Description
I am sorry for repeatedly opening soundness issues, but I fear that using NumPy's writeable
is insufficient to protect safe code from mutable aliasing.
At least it seems incompatible with a safe as_cell_slice
as demonstrated by the following test failing
#[test]
fn alias_readonly_cell_slice() {
Python::with_gil(|py| {
let array = PyArray::<i32, _>::zeros(py, (2, 3), false);
let slice = array.as_cell_slice().unwrap();
let array = array.readonly();
let value = array.get((0, 0)).unwrap();
assert_eq!(*value, 0);
slice[0].set(1);
assert_eq!(*value, 0);
});
}
which implies that as_cell_slice
cannot be safe. (I am not sure if it adds anything over as_array(_mut)
at all viewed this way.
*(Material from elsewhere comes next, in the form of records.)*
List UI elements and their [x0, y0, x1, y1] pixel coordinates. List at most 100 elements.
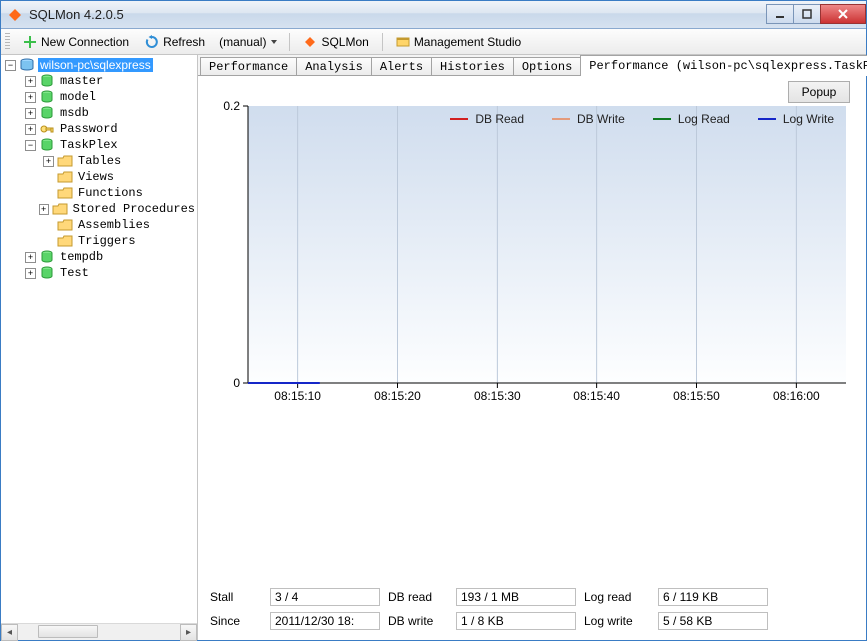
refresh-button[interactable]: Refresh — [138, 32, 212, 52]
server-icon — [19, 58, 35, 72]
scroll-right-button[interactable]: ▸ — [180, 624, 197, 641]
tab-performance-instance[interactable]: Performance (wilson-pc\sqlexpress.TaskPl… — [580, 55, 867, 75]
close-button[interactable] — [820, 4, 866, 24]
tree-expander[interactable]: + — [25, 76, 36, 87]
folder-icon — [57, 234, 73, 248]
window-title: SQLMon 4.2.0.5 — [29, 7, 124, 22]
tree-node[interactable]: Functions — [76, 186, 145, 200]
tree-expander[interactable]: + — [25, 108, 36, 119]
tab-options[interactable]: Options — [513, 57, 581, 75]
tree-expander[interactable]: + — [25, 252, 36, 263]
chart-area: 0 0.2 08:15:10 08:15:20 08:15:30 08:15:40 08:1… — [202, 80, 860, 582]
tree-expander[interactable]: + — [43, 156, 54, 167]
minimize-button[interactable] — [766, 4, 794, 24]
tree-expander[interactable]: − — [25, 140, 36, 151]
toolbar: New Connection Refresh (manual) SQLMon M… — [1, 29, 866, 55]
tree-expander[interactable]: − — [5, 60, 16, 71]
legend-item: Log Read — [653, 112, 730, 126]
svg-text:08:15:10: 08:15:10 — [274, 389, 321, 403]
svg-text:08:15:50: 08:15:50 — [673, 389, 720, 403]
stat-label: Log read — [584, 588, 650, 606]
folder-icon — [52, 202, 68, 216]
tree-node-root[interactable]: wilson-pc\sqlexpress — [38, 58, 153, 72]
svg-text:0: 0 — [233, 376, 240, 390]
new-connection-label: New Connection — [41, 35, 129, 49]
tree-node[interactable]: Views — [76, 170, 116, 184]
legend-label: Log Write — [783, 112, 834, 126]
legend-label: DB Read — [475, 112, 524, 126]
tree-expander[interactable]: + — [39, 204, 49, 215]
tree-expander[interactable]: + — [25, 268, 36, 279]
svg-text:08:16:00: 08:16:00 — [773, 389, 820, 403]
database-tree[interactable]: −wilson-pc\sqlexpress+master+model+msdb+… — [1, 55, 197, 623]
legend-swatch — [653, 118, 671, 120]
svg-text:0.2: 0.2 — [223, 99, 240, 113]
sidebar-scrollbar[interactable]: ◂ ▸ — [1, 623, 197, 640]
tree-node[interactable]: model — [58, 90, 98, 104]
tree-node[interactable]: master — [58, 74, 105, 88]
tab-alerts[interactable]: Alerts — [371, 57, 432, 75]
tree-node[interactable]: Assemblies — [76, 218, 152, 232]
tree-expander[interactable]: + — [25, 92, 36, 103]
tree-node[interactable]: tempdb — [58, 250, 105, 264]
stat-label: Since — [210, 612, 262, 630]
app-icon — [7, 7, 23, 23]
database-icon — [39, 266, 55, 280]
stat-label: Stall — [210, 588, 262, 606]
legend-item: DB Read — [450, 112, 524, 126]
tree-node[interactable]: Triggers — [76, 234, 138, 248]
legend-item: Log Write — [758, 112, 834, 126]
tab-histories[interactable]: Histories — [431, 57, 514, 75]
maximize-button[interactable] — [793, 4, 821, 24]
toolbar-separator — [382, 33, 383, 51]
tree-node[interactable]: Password — [58, 122, 120, 136]
titlebar: SQLMon 4.2.0.5 — [1, 1, 866, 29]
tree-node[interactable]: Test — [58, 266, 91, 280]
new-connection-button[interactable]: New Connection — [16, 32, 136, 52]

I think a safe method that yields an ndarray::RawArraView
might be preferable to handle situations involving aliasing.)
Another issue I see is that Python does not need to leave the writeable flag alone, i.e. the test
#[test]
fn alias_readonly_python() {
use pyo3::py_run;
Python::with_gil(|py| {
let array = PyArray::<i32, _>::zeros(py, (2, 3), false);
let array = array.readonly();
let value = array.get((0, 0)).unwrap();
assert_eq!(*value, 0);
py_run!(py, array, "array.flags.writeable = True\narray[(0,0)] = 1");
assert_eq!(*value, 0);
});
}
also fails, but I have to admit that this might be a case of "you're holding it wrong" as I am not sure what guarantees we can expect from the Python code? (After all PyArray<A,D>: !Send
which Python code does not need to respect either even just trying to access an array and thereby checking its flags from another thread might race with us modifying the flags without atomics.)